Luckily, thanks to the great tracing we already had, we were able to identify and fix the issue, quickly surfacing all cases where there was no need to trigger eager requests. To validate our fixes, we used the same query that Finance was using to quantify the extra LLM cost:

We were happy to observe the LLM waste % going down, confirming our fix. But we also wanted to stay on top of this signal.

The problem with the query above is that it takes minutes to run. More importantly, the data in the warehouse is updated on a daily basis and takes hours to refresh. And while this is okay from Finance’s perspective (who operates on a quarterly basis), it isn’t good enough for the engineers.

Engineers need real-time feedback on their actions. That’s an important precondition to being able to safely ship hundreds of changes per day. So, we added Fin’s cost per interaction to the same distributed traces we already had.

Of course, we put an SLO on it to make sure we were notified of degradations to Fin’s cost.

Our customers were happy, as we were able to empathize with them and experience Fin’s speed in exactly the same way they did. We also built empathy with the business by surfacing a business-centric signal. Fin’s cost per interaction that strongly correlates with cost per resolution, which we ultimately charge our customers for. Crucially, both customer and business-centric signals are attached to highly-detailed telemetry that enables engineers to investigate and fix issues, making them happy too.

One might think our experience and learnings are specific to us, but in fact, it’s easy to generalize this approach.

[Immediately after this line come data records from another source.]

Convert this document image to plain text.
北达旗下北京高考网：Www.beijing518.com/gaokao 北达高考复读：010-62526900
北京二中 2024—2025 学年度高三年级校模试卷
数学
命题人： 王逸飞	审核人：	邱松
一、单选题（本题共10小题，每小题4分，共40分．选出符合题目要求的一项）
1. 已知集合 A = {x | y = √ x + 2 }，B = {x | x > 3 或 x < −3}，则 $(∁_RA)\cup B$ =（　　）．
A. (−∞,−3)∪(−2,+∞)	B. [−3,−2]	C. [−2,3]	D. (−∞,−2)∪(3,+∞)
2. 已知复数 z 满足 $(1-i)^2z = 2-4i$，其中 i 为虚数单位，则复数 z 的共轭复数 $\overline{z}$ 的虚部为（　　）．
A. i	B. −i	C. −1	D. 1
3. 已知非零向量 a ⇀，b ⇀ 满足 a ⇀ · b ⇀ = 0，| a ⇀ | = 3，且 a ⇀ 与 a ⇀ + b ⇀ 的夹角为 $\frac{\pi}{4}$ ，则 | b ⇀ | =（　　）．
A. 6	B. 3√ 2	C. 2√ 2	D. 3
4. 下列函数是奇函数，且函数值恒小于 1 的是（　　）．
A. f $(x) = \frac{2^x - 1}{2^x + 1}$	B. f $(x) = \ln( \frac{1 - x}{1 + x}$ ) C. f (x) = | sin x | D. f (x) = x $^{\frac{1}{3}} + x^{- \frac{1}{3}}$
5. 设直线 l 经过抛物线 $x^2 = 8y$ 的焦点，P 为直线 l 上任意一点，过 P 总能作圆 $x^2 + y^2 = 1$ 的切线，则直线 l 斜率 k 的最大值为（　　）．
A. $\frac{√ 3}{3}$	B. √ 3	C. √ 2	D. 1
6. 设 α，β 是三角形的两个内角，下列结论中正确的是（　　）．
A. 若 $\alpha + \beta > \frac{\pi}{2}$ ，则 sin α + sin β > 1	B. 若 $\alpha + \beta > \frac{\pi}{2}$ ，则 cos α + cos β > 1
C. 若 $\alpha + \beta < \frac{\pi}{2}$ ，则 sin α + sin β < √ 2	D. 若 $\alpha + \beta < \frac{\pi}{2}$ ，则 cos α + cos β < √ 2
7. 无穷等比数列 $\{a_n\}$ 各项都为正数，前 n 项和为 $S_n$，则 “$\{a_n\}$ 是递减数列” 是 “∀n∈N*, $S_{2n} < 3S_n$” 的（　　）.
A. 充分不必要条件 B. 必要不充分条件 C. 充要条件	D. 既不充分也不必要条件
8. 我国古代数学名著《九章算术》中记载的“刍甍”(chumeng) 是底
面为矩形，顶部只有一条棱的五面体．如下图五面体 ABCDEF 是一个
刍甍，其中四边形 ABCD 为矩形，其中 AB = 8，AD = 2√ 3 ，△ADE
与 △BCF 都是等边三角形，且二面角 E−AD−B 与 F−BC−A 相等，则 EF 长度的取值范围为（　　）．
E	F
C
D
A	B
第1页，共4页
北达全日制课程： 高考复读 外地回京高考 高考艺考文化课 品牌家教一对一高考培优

You might be familiar with the Rasmussen safety model, which explains how sociotechnical systems can drift towards failure. The model argues that every system operates within three boundaries, forming the Rasmussen Triangle:

• On one side, there’s a boundary of acceptable performance. Cross that boundary and the performance/availability of your system is affected, making your customers sad.
• On the other side, there’s a boundary of economic failure. Cross that boundary and your business profitability is at risk.
• And finally, there’s a boundary of unacceptable workload. Cross that boundary and you risk putting too much pressure on your engineers.

For a regular operator, those boundaries are elusive and rarely understood. But they do exist! Your customers will complain when things get too slow. Your finance team knows exactly where the economical failure boundary is; they already promised that gross margin to your investors. And finally, unless you equip your engineering team well, they might crumble under pressure by not being able to increase performance and reduce cost.

That’s where observability takes a central role. The art of observability is to surface those safety boundaries to the operators and create a real-time feedback loop that empowers them to take risks and know exactly where they are in the Rasmussen triangle. Practically speaking, the art of observability is to create a dataset that combines a customer-centric signal with a business-centric one. Those signals must be updated real-time and connected to highly-detailed, low-level tracing telemetry that enables operators and engineers to proactively monitor and fix issues as they arise.

This is the last mile of observability, and arguably, the hardest one. Many teams focus too much on instrumentation, telemetry pipelines, and vendor management, thus overlooking the last mile. It’s easy to get bogged down with implementation details and miss the forest for the trees. That’s where observability becomes just another cost center where the only conversation you can have with your finance team is about the cost of your logging cluster.

Instead, if you walk the last mile, observability could be strongly associated with your customers’ happiness and business success. The good news is that to walk the last mile of observability, the only thing required is empathy. You have to deeply empathize with your customers, business, and engineers. Understand their needs. Feel their pain the same way they do.

As ironic as it sounds, in the age of AI, empathy is all you really need.